A Bela Adormecida
Natália Leon Nunes
1848 não foi apenas a data de publicação do manifesto comunista, escrito pelos filósofos alemães Marx e Engels. Também as artes plásticas são marcadas por esse data. No caso, o palco é a Inglaterra e a Royal Academy of Arts. Nessa época foi fundada a irmandade pré-rafaelita, grupo de pintores que se opunham às normas pictóricas da Academia e buscavam inspiração na pintura anterior ao renascentista Rafael. É um pouco de sua obra que pode ser vista no Museu do Prado, em Madri, Espanha, na exposição A Bela Adormecida, que vai até o dia 31 de maio.
A exposição apresenta dez pinturas e sete estudos sobre papel. Ao todo, são cinco pintores: Edward Coley Burne-Jones, William Holman Hunt, Frederic Lord Leigton, Dante Gabriel Rossetti e John Everett Millais. As obras vêm do Museu Del Arte de Ponce, de Porto Rico. A exposição ocupa apenas uma sala e seu nome, A Bela Adormecida, refere-se a três quadros de Burne-Jones, nos quais o pintor retrata três diferentes cenas do conto - que tem o mesmo nome das pinturas - publicado pelo escritor francês Charles Perrault, pai das histórias infantis e dos contos de fada.
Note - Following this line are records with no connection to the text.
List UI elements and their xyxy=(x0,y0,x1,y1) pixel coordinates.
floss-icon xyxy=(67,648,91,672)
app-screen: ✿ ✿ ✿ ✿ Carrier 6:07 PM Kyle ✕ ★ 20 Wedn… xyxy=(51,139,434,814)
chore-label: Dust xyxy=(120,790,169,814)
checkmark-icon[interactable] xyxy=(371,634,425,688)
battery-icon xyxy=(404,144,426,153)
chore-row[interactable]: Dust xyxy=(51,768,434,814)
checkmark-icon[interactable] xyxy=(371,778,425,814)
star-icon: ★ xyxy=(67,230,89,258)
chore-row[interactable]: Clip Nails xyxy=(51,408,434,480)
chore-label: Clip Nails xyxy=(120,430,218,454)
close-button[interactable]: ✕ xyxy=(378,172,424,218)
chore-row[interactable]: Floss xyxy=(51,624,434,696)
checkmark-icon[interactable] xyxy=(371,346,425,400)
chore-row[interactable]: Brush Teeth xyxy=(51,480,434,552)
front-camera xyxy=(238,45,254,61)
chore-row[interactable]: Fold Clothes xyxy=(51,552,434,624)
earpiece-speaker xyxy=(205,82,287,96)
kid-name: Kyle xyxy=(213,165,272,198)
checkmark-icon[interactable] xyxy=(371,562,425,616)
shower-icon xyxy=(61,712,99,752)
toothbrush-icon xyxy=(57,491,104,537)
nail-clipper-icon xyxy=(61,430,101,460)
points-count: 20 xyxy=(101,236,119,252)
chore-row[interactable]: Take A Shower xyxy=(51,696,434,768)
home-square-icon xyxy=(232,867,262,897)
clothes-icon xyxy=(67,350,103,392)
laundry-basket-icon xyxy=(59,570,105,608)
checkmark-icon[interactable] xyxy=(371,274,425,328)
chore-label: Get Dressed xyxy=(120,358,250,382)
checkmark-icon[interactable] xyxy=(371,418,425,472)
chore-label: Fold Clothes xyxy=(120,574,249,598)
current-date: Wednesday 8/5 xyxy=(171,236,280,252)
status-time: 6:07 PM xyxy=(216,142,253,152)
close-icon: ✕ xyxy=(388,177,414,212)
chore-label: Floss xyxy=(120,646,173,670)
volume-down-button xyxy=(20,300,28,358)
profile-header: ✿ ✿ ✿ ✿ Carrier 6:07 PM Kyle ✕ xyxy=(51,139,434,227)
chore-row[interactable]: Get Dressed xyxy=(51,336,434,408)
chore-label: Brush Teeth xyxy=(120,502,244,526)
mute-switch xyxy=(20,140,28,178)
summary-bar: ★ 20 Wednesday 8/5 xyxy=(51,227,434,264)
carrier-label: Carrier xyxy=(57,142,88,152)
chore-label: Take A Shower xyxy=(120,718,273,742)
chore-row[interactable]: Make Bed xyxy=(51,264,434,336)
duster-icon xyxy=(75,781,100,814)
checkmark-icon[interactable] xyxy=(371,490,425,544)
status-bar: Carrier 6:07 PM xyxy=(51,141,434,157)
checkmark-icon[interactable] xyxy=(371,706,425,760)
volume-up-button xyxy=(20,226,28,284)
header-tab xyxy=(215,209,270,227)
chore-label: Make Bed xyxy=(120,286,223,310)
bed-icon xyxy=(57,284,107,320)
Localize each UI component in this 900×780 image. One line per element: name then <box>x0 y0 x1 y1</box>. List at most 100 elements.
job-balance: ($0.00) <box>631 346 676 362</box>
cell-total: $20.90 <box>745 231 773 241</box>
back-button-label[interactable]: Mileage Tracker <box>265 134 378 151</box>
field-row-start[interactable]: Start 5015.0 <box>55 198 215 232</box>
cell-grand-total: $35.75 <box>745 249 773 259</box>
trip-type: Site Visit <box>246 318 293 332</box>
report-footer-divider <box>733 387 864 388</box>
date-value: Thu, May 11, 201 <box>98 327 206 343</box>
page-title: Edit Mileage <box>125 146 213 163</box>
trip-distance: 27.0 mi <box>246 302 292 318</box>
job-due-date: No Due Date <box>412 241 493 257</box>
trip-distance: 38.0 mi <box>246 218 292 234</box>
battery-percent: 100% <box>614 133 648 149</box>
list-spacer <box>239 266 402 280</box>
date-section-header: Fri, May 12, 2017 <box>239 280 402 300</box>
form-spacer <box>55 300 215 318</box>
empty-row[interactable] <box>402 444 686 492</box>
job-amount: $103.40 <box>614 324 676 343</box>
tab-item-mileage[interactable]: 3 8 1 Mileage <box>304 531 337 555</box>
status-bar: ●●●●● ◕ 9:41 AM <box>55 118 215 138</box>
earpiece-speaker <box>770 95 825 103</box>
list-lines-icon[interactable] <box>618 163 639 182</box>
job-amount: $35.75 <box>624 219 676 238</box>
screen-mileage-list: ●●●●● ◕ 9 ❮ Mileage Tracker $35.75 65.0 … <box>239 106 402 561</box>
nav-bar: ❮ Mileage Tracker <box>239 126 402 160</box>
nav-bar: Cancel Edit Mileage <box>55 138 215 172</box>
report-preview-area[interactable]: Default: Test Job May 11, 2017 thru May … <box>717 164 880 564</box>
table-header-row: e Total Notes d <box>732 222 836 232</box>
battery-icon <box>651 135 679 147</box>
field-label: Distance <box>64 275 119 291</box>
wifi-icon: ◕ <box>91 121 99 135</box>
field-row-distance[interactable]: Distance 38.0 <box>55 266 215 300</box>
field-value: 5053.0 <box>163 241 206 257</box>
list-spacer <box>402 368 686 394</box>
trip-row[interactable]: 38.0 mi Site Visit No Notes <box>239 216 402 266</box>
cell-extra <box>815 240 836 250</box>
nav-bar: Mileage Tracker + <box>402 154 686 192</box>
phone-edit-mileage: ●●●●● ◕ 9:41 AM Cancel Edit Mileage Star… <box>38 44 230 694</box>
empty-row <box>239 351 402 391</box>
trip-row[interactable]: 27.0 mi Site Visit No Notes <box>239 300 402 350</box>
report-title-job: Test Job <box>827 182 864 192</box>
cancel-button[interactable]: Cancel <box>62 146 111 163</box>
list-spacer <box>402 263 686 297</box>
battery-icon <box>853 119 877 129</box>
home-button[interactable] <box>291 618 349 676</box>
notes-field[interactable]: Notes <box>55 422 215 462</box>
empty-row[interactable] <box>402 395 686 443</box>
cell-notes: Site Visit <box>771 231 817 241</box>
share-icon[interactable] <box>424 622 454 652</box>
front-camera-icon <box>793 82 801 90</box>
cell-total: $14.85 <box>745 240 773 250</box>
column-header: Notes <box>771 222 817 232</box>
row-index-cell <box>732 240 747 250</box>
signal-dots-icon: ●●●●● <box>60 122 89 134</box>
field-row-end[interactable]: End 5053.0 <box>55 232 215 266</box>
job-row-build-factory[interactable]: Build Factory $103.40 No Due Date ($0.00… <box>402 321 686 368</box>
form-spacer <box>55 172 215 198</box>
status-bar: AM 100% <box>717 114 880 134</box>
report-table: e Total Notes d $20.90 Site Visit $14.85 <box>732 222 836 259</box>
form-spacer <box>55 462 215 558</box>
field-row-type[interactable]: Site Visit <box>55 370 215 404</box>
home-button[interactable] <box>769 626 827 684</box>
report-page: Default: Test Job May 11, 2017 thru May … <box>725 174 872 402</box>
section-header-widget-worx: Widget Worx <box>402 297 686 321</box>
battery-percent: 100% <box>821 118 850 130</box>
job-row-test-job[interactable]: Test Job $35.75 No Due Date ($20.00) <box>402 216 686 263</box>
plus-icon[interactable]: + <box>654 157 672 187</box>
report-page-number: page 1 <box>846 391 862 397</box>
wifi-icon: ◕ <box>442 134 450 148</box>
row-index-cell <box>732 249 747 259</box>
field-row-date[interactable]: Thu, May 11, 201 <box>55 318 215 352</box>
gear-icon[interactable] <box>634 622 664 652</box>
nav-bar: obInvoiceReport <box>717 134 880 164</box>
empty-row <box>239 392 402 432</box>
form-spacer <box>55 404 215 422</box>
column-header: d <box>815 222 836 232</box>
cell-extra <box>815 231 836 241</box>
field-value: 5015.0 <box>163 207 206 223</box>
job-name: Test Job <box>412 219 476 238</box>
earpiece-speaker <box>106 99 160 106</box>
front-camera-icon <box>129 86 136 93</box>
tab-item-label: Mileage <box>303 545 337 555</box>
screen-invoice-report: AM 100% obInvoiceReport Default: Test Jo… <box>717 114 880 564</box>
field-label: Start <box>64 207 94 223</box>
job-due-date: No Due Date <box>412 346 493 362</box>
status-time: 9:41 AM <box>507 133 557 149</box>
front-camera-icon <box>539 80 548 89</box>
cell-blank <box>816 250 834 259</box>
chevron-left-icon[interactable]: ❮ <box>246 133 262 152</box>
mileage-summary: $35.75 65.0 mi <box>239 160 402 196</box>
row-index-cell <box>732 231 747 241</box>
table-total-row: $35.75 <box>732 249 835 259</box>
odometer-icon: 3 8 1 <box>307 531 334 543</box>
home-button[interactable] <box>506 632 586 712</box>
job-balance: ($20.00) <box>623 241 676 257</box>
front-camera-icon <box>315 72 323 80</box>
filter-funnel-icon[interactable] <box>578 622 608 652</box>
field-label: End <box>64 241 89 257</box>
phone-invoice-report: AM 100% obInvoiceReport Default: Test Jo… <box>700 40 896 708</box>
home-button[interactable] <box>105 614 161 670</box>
Com o estilo denominado vitoriano, a irmandade fazia meticuloso estudo da natureza. A primeira fase da pintura pré-rafaelita é marcada por obras de forte conteúdo moral. Já na considerada segunda fase, os pintores se distanciam da moralidade expressa nas pinturas e buscam temas ligados à beleza feminina e à femme fatale, além de misturarem elementos clássicos e medievais. Ainda que não seja homogêneo, o conjunto de obras desta exposição traz em comum o sono e o sonho, como refúgio para uma natureza dotada de certa magia.
É de pensar o surgimento de um movimento que, embora defendesse a arte pela arte, opondo-se à rigidez da Academia, tinha como fonte a arte do pré-Renascimento. E retratava, além de cenas religiosas, contos de fadas e mulheres dotadas de perfeição e beleza. Tudo isso na Inglaterra do século XIX: a maior potência econômica do período;em meio à expansão da revolução industrial pelo mundo, à consolidação do capitalismo e às conseqüências das políticas do século XIX inglês, tais como a lei do cercamento, que expulsara boa parte da população do campo.
No mundo urbano da produção e da rapidez, em meio às grandes guerras, surge uma arte que, no lugar de expressar a vida sem mistificações e a miséria ou - por que não - o progresso, traz à tona o mundo dos contos de fada. É nele que dormem as belas musas dos pré-rafaelitas.
Há o sono, como refúgio do caos da cidade e da indústria que se instaura e, é possível arriscar, como breve ensaio para a morte. E há o sonho, talvez único espaço onde ainda seja possível encontrar um mundo mágico. A arte mostrada como fuga para um mundo onírico, nestes breves exemplos da arte inglesa do XIX, talvez seja mais interessante do que os livros esotéricos e de auto-ajuda, recorrentes na busca de uma válvula de escape para a sociedade em que vivemos hoje.
Natália Leon Nunes é estudante de filosofia.